Au débur de D'un château l'autre, Céline se trouve dans une situation où se reconnaîtront pas mal de ceux qui se piquent d'écrire.
Il n'a plus de succès. On lui parle toujours du Voyage au bout de la nuit, qui date d'une vingtaine d'année, qui est sa première parution et le dernier grand succès romanesque qu'on peut lui reconnaître.
Les pamphlets, bien sûr, entre deux, ont été un triomphe, mais il s'agit pour tout le monde, l'auteur en premier, de les oublier.
Comme ses livres ne se vendent pas, Céline fustige son éditeur, Gallimard, Achille Brottin dans le roman. Il ne fait rien, il ne les pousse pas, il les oublie dans sa cave, et en plus, il accuse notre auteur d'avoir perdu sa verve. On ne s'amuse plus en le lisant.
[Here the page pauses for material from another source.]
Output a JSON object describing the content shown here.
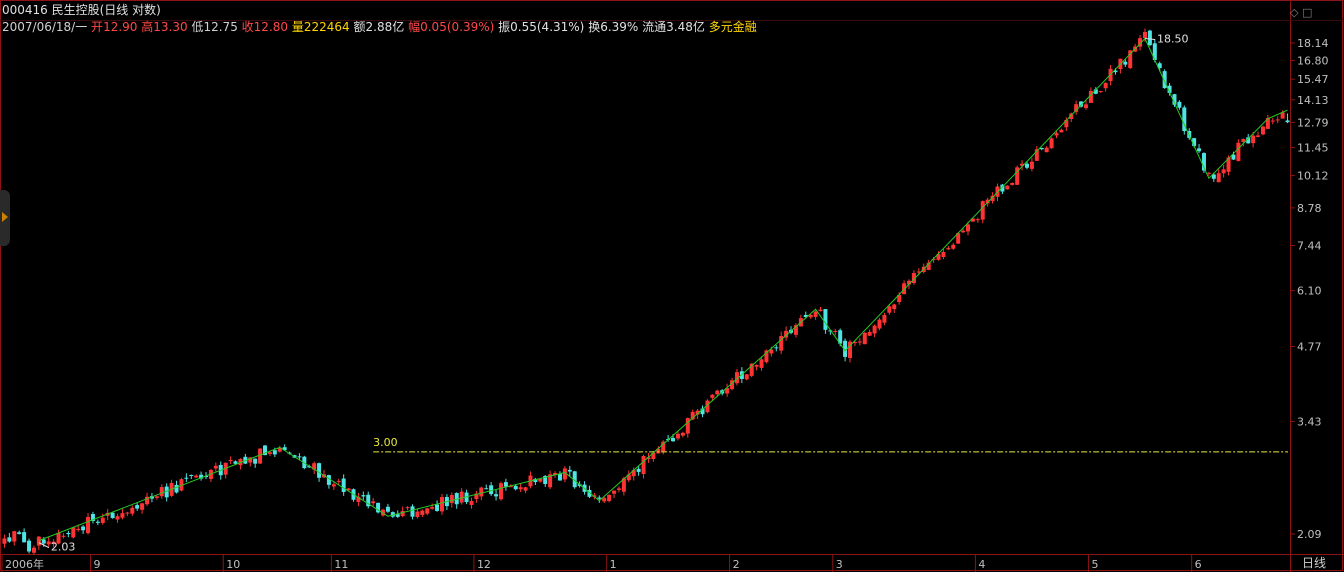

Pourtant, il fait toujours rire en parlant, reconnaît Brottin.
Voici ce que développe Céline, avec quelques descriptions de la banlieue où il vit désormais, quelques rappels de ses prisons au Danemark, quelques considérations sur son métier de médecin qui servent à attirer la sympathie: il le pratique gratuitement, sans demander d'honoraire, ce qui d'ailleurs ne suffit pas à lui attirer une clientèle.
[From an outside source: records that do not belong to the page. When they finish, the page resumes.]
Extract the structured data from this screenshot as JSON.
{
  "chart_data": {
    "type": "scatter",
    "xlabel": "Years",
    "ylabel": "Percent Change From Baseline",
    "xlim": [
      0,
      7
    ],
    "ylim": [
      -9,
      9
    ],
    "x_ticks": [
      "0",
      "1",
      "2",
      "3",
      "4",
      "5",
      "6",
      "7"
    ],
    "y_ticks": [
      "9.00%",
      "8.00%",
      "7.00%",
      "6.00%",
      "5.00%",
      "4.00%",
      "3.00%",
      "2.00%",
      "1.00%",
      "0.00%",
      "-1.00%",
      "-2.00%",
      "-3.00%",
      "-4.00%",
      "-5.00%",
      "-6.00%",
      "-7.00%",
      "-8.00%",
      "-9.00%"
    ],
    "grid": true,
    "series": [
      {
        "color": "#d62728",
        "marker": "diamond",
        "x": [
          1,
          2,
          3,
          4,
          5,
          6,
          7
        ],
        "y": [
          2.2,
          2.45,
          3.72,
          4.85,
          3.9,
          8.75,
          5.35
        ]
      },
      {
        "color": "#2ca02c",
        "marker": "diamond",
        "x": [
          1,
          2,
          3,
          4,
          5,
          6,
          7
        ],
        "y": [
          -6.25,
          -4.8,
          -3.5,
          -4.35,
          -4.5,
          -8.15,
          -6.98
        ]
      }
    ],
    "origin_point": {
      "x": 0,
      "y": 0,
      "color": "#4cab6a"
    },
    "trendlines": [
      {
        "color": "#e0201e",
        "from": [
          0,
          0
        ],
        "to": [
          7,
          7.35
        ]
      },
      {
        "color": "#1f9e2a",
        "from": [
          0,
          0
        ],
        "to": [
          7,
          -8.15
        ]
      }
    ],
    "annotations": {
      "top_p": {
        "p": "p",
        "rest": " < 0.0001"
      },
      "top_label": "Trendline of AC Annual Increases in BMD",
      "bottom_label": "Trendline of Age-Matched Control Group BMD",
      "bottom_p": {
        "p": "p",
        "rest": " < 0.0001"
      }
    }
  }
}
L'enjeu central est donc posé: son dernier livre, Normance, a été de son propre aveu un four. On en conteste le fond (le bombardement sur Paris qu'il raconte n'a pas existé), on n'aime pas sa forme (les lecteurs s'ennuient). Qu'est-ce qu'il va pouvoir faire pour se reprendre?
La solution, il va la trouver. Elle vient lentement, on la voit accoucher. Pour la forme, encore plus d'oralité, de trouvailles comiques et de rythme. Pour le fond, puisqu'on lui reproche d'être infâme, il va parler de l'endroit où on considère qu'il l'a été le plus. Sigmaringen.